(Taken from the NAIC/NRAO Single Dish Summer School 06/01)

  • HI spectral-line observations of galaxies (Karen O'Neil)
    Measuring the width, flux, etc. of the HI profile of two galaxies, using some combination of : dwarf emission line, HVC emission line, spiral emission line, and spiral absorption line.

    This project was designed to demonstrate the fundamentals of spectral line observing and position switching. The observers would have to run a system check by doing a cross-scan on a standard calibrator, and then do two 4 minute ON/OFF pairs, one on each galaxy. Additionally, the "spare boards" could be set-up to look for OH lines during the HI observations. Lack of observation of OH lines (when this is the case) would be used to demonstrate the idea of setting upper limits on observations. Additionally, the cal values observed would be used to set the telescope temperature at the time of observation. The types of galaxies observed in this project are being kept open and will be determined when the project LST is known.

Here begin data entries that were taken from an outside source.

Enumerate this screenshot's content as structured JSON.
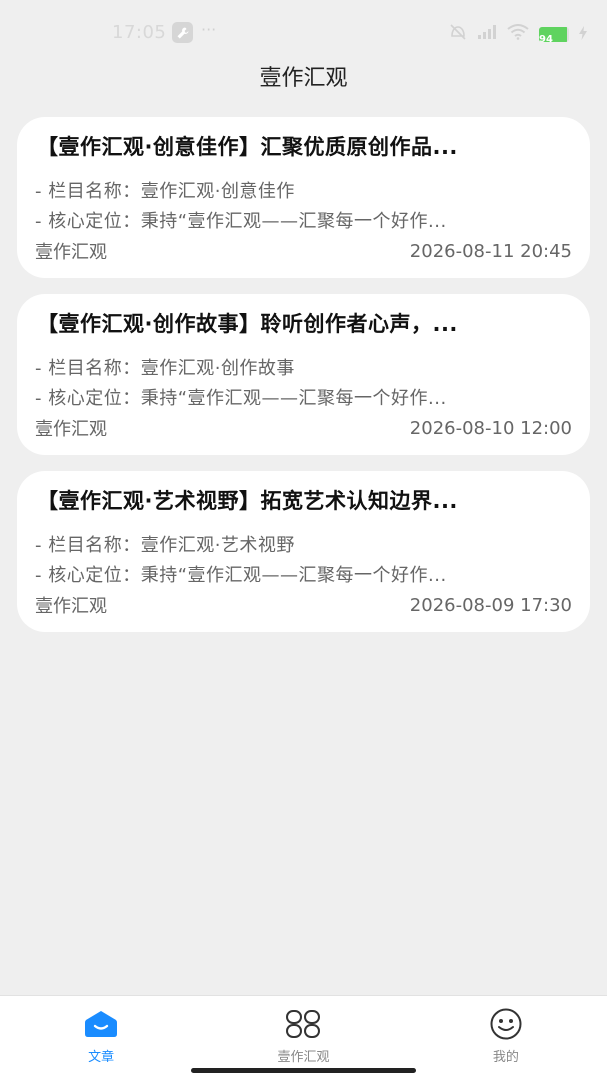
{
  "status": {
    "time": "17:05",
    "dots": "···",
    "battery": "94"
  },
  "header": {
    "title": "壹作汇观"
  },
  "articles": [
    {
      "title": "【壹作汇观·创意佳作】汇聚优质原创作品...",
      "line1": "- 栏目名称：壹作汇观·创意佳作",
      "line2": "- 核心定位：秉持“壹作汇观——汇聚每一个好作...",
      "source": "壹作汇观",
      "date": "2026-08-11 20:45"
    },
    {
      "title": "【壹作汇观·创作故事】聆听创作者心声，...",
      "line1": "- 栏目名称：壹作汇观·创作故事",
      "line2": "- 核心定位：秉持“壹作汇观——汇聚每一个好作...",
      "source": "壹作汇观",
      "date": "2026-08-10 12:00"
    },
    {
      "title": "【壹作汇观·艺术视野】拓宽艺术认知边界...",
      "line1": "- 栏目名称：壹作汇观·艺术视野",
      "line2": "- 核心定位：秉持“壹作汇观——汇聚每一个好作...",
      "source": "壹作汇观",
      "date": "2026-08-09 17:30"
    }
  ],
  "tabs": [
    {
      "label": "文章",
      "icon": "home-icon",
      "active": true
    },
    {
      "label": "壹作汇观",
      "icon": "grid-icon",
      "active": false
    },
    {
      "label": "我的",
      "icon": "smiley-icon",
      "active": false
    }
  ],
  "colors": {
    "accent": "#1a8cff",
    "background": "#efefef"
  }
}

  • IRAS 19566+3423 (B.M. Lewis)
    Between 1988 and 1999 the velocity ranges covered by the 1612, 1665 and 1667 MHz OH emission lines of the IRAS source 19566+3423 more than doubled (from ~12 km/s to ~30 km/s). The peak intensities in the 1612 and 1665 MHz lines are now of order 3 Jy, though much of the emission is in the 30-300 mJy range.

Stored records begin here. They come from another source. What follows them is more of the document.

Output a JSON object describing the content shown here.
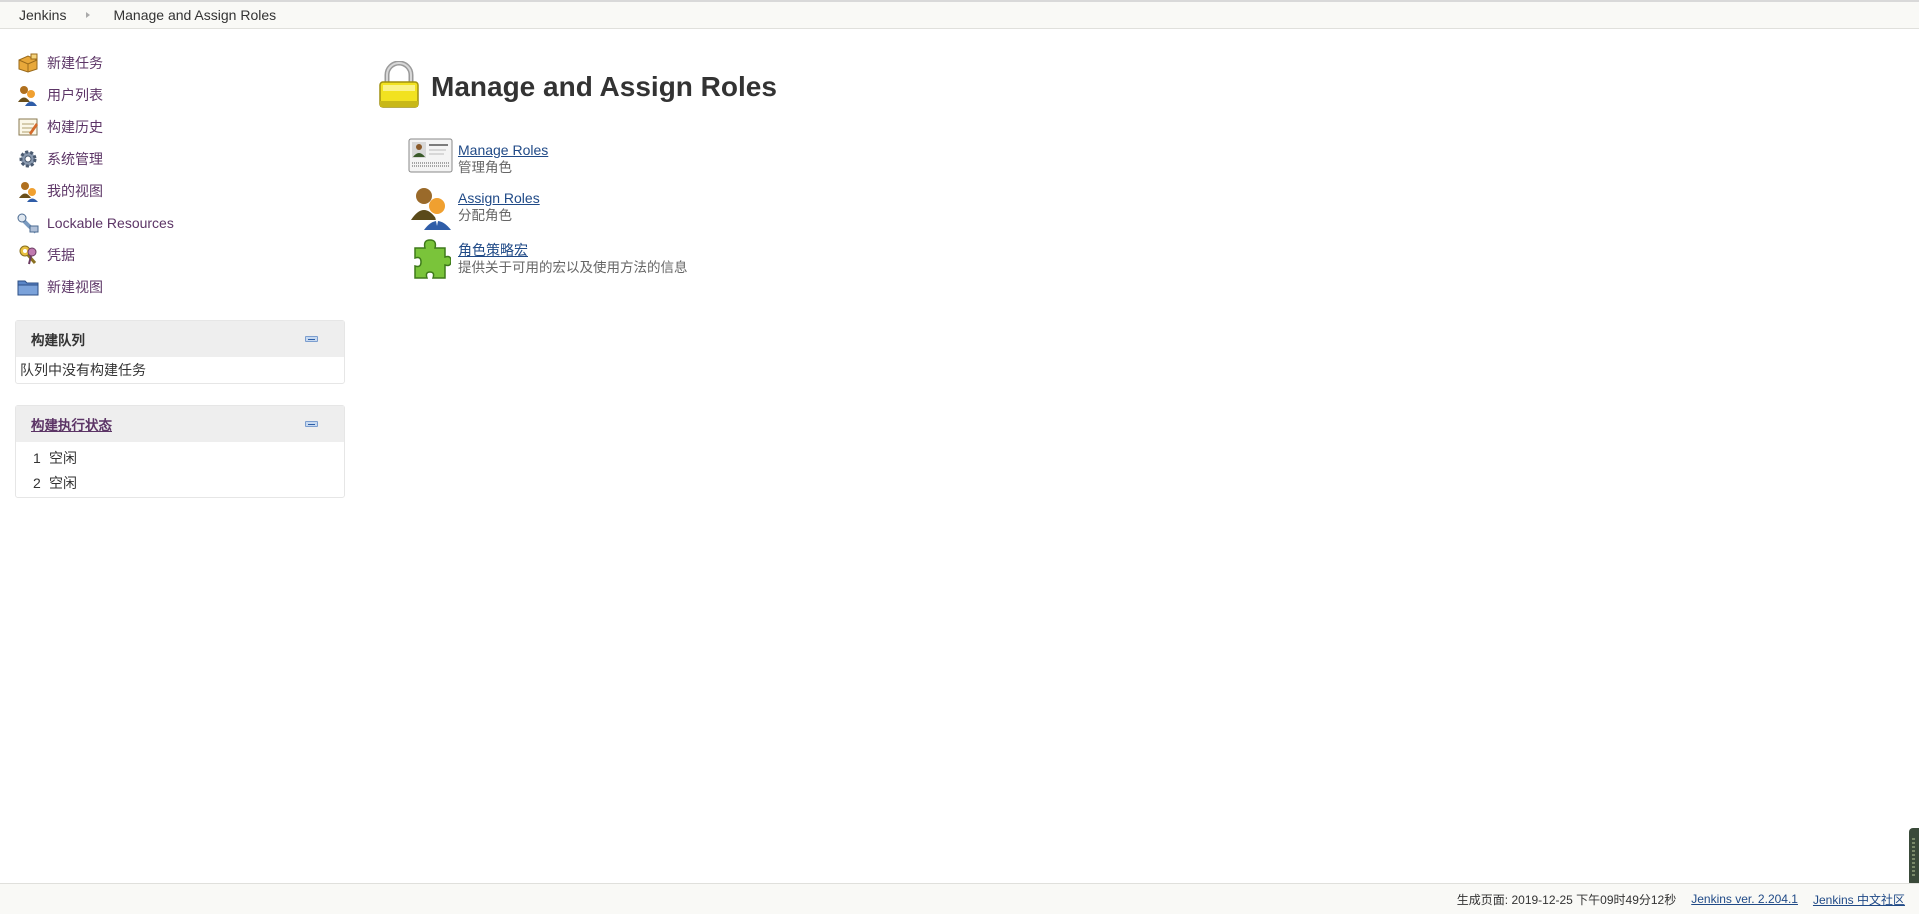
{
  "breadcrumb": {
    "root": "Jenkins",
    "current": "Manage and Assign Roles"
  },
  "sidebar": {
    "tasks": [
      {
        "label": "新建任务",
        "icon": "new-item-package-icon"
      },
      {
        "label": "用户列表",
        "icon": "people-icon"
      },
      {
        "label": "构建历史",
        "icon": "notepad-icon"
      },
      {
        "label": "系统管理",
        "icon": "gear-icon"
      },
      {
        "label": "我的视图",
        "icon": "user-icon"
      },
      {
        "label": "Lockable Resources",
        "icon": "lock-resource-icon"
      },
      {
        "label": "凭据",
        "icon": "keys-icon"
      },
      {
        "label": "新建视图",
        "icon": "folder-icon"
      }
    ],
    "queue": {
      "title": "构建队列",
      "empty_text": "队列中没有构建任务"
    },
    "executors": {
      "title": "构建执行状态",
      "rows": [
        {
          "num": "1",
          "status": "空闲"
        },
        {
          "num": "2",
          "status": "空闲"
        }
      ]
    }
  },
  "main": {
    "title": "Manage and Assign Roles",
    "items": [
      {
        "link": "Manage Roles",
        "desc": "管理角色",
        "icon": "id-card-icon"
      },
      {
        "link": "Assign Roles",
        "desc": "分配角色",
        "icon": "users-icon"
      },
      {
        "link": "角色策略宏",
        "desc": "提供关于可用的宏以及使用方法的信息",
        "icon": "puzzle-piece-icon"
      }
    ]
  },
  "footer": {
    "generated": "生成页面: 2019-12-25 下午09时49分12秒",
    "version_link": "Jenkins ver. 2.204.1",
    "community_link": "Jenkins 中文社区"
  }
}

    The purpose of fresh observations is to check whether there is an ongoing secular increase in the velocity range of any of these lines. These observations need to be made with sufficient sensitivity (~10 mJy), with appropriate bandwidth and observing mode, as well as simultaneously in three different frequencies. The object is close enough to our zenith angle limits to require thought and care at the telescope -- maximum access time being 100 minutes on any night. Copies of the three spectra plotted against velocity will be available to inform the planning of the experiment, and to provide a comparison.